Начало
"И я жива, когда ты медленно становишься землей –
Рассыпчатым прахом...
Я ночью вспоминаю то, что днем забыла.
Обман закрытых век мне строит хрупкие мосты.
И я поверю в ложь, и ты сквозь сон шагнешь,
И, может быть, подаришь мне цветы со свежей могилы…"
На деревьях едва показались светло-салатовые листочки, птицы весело щебетали, радуясь первому погожему деньку в начале апреля. То тут, то там на земле все еще виднелись островки грязно-бурого снега, не успевшего растаять окончательно, однако в воздухе присутствие весны невозможно было не заметить. Она пришла, прогнала унылую серость зимы, напоила город непередаваемым ароматом.
По мощеному тротуару старого кладбища медленно шла женщина в темном плаще. Стук ее каблуков эхом разносился по округе. Со спины ее можно было принять за девочку-подростка, невесть как оказавшуюся в солнечный день среди каменных монументов столичного некрополя, где покоились люди, внесшие свой вклад в историю Империи, о которой уже не помнит новое поколение.
Время пощадило женщину. Она не прибегала к новомодным косметическим процедурам, чтобы сохранить увядающую красоту. До сих пор на нее заглядывались мужчины, причем младше нее, а их спутницы ревниво утаскивали незадачливых поклонников в сторону, распускали грязные сплетни за спиной, завидовали ее успеху в личной жизни и карьере.
Ксения Метлицкая – известная телеведущая и светская львица обычно не показывала своих эмоций, на ее лице всегда была надета приветливая маска с легкой полуулыбкой, и лишь зеленые глаза всегда показывали, то, что она чувствует к своему собеседнику: уважение, презрение, сочувствие, веру и другие чувства. Но вот любовь и восхищение никто и никогда не видел. Вот уже тридцать два года.
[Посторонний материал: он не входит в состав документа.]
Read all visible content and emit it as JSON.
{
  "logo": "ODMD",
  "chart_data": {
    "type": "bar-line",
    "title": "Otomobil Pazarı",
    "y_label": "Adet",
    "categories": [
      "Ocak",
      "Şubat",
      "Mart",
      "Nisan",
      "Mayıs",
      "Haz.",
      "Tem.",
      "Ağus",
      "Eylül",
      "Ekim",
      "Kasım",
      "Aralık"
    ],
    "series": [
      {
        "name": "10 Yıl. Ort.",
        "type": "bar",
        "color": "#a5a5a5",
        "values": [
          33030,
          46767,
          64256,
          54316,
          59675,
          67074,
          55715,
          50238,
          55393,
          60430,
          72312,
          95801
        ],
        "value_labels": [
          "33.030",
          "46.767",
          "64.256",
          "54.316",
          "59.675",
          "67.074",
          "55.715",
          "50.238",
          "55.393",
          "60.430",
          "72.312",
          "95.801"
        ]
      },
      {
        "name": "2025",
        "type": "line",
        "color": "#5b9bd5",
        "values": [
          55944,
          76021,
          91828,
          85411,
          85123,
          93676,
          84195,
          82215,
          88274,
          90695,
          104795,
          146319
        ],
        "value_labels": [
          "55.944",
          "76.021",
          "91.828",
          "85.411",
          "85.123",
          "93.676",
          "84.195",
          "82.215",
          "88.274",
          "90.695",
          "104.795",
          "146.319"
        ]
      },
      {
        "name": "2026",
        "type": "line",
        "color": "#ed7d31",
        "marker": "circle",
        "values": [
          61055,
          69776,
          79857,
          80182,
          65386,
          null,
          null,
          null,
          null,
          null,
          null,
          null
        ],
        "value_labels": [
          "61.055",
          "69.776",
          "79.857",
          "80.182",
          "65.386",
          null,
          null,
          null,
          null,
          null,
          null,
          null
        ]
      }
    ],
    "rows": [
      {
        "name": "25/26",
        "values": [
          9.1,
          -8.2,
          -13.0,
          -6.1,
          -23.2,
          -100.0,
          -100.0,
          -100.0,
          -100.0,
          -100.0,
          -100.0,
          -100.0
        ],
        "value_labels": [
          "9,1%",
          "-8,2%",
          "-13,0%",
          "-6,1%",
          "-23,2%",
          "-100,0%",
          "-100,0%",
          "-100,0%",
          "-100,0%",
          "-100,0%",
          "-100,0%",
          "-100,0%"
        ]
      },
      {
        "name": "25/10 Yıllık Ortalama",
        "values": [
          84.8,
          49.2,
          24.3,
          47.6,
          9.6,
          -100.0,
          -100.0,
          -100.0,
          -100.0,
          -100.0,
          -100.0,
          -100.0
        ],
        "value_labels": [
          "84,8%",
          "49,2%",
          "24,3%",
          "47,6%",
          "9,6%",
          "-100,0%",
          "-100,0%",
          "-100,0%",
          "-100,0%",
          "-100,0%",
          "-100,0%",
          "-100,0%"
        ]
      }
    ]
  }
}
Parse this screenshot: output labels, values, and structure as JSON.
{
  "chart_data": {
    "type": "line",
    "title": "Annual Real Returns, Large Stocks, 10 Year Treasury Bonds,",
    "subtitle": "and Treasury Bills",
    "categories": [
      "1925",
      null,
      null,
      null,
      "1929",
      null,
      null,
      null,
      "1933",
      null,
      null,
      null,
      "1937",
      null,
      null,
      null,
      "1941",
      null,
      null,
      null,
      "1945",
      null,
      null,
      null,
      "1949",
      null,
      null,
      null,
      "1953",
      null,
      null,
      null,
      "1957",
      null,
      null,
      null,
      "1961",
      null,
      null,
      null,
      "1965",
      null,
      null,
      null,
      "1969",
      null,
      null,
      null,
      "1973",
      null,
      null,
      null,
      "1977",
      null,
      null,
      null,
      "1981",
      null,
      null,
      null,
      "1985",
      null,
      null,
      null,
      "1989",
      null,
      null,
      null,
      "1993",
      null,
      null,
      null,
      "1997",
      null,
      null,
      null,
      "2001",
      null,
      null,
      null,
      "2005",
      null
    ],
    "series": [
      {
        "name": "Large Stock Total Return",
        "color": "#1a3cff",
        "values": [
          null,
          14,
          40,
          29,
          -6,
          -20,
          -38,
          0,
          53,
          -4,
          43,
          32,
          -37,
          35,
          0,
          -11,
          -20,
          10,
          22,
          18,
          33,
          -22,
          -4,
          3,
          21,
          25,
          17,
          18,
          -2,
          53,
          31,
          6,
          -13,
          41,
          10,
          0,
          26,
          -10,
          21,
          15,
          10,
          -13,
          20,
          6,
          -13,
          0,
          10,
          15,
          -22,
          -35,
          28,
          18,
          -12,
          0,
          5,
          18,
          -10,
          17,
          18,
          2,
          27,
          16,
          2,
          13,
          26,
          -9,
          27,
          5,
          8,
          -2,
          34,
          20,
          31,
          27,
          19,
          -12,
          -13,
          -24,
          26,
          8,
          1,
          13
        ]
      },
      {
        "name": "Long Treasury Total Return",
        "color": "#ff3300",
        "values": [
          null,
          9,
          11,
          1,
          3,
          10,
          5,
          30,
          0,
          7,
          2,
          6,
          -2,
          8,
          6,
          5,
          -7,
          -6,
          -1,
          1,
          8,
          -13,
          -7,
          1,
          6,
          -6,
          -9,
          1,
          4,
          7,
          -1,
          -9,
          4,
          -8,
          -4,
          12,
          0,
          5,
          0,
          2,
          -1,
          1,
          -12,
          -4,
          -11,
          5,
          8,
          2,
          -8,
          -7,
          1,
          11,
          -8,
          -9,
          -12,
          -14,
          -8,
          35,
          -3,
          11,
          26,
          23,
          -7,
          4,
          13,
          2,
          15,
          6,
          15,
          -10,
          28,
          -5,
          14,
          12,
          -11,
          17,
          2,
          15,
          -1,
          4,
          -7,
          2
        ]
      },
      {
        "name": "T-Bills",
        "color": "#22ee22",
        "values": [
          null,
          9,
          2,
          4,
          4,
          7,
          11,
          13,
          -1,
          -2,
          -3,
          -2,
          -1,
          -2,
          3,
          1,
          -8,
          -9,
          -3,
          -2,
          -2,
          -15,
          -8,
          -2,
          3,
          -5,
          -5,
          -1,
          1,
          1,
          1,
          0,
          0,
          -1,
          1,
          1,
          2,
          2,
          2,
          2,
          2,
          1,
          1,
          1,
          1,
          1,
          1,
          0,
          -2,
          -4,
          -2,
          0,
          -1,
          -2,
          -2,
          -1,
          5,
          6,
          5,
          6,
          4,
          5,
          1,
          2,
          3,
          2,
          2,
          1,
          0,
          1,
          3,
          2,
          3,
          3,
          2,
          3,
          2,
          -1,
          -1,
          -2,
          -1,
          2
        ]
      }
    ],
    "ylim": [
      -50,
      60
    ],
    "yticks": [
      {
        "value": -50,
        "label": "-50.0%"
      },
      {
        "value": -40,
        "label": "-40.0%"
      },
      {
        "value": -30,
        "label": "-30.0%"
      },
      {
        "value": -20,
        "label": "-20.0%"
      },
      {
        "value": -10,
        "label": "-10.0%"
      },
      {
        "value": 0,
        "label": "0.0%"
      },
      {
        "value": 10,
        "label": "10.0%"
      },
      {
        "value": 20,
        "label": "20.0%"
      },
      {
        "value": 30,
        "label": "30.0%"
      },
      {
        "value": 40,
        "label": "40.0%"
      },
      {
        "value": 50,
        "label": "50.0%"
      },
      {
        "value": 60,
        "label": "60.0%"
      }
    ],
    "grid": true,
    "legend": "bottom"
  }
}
Она остановилась около темного монолита из цельного мрамора, притронулась руками к витой ограде, охраняющий памятник от вандалов. По-прежнему смотрители кладбища следили за чистотой на могиле, ставили в темную урну свежие цветы. Красные гвоздики резко контрастировали с лаковой поверхностью черного мрамора, выглядели каплями крови.
И тут лицо «Мраморной Дианы», как ее называла светская хроника и желтая пресса, дрогнуло, на глазах появились слезы. Ксения судорожно принялась рыться в сумочке, извлекла оттуда пачку сигарет, зажигалку. Прикурила дрожащими руками, пытаясь унять неистово бьющееся сердце и душивший ком рыданий, рвущийся помимо стальной воли на свободу.
- Вадим, почему так? Ну почему он твой?! От Андрея в нем нет и следа. Нервные жесты, ухмылка, твой характер, твоя неприкаянность... Я не хочу потерять его так же, как и тебя! И что мне делать? Как сказать им? – обратилась она к тому, кто уже больше четверти века покоился в земле.
С обелиска на нее смотрел портрет мужчины с серьезными глазами, выглядывающими из-под мальчишеской челки. Он прижимал к себе гитару так, будто она была его женщиной, с которой он поклялся не расставаться в горе и радости. Ему было сорок, когда он ушел. Ей уже пятьдесят. Ее первый мужчина был старше на двадцать лет. Теперь она старше него уже на двенадцать. Странная арифметика запутанной судьбы, искореженной потерей жизни.
Ксения пребывала долгое время в прострации, не замечала ничего вокруг, была погружена в свои мысли, окунулась в события прошлого, которые клялась вычеркнуть из своей памяти, но раз за разом вспоминала, и не могла найти сил, чтобы забыть боль, безумную эйфорию и парализующее счастье, рождавшееся сквозь череду страданий.
Женщина пришла в себя, когда ее окружили какие-то люди, стали рассматривать могилу. Она вздрогнула, подавила раздражение, тихо отошла в сторону, позволив экскурсоводу развлечь праздных туристов, которые в сытой Европе понятия не имеют, кто такой Вадим Метлицкий и что он значил для поклонников. Что он значил для нее одной, не знал никто, да и не узнает. Уже поздно. Всё слишком поздно.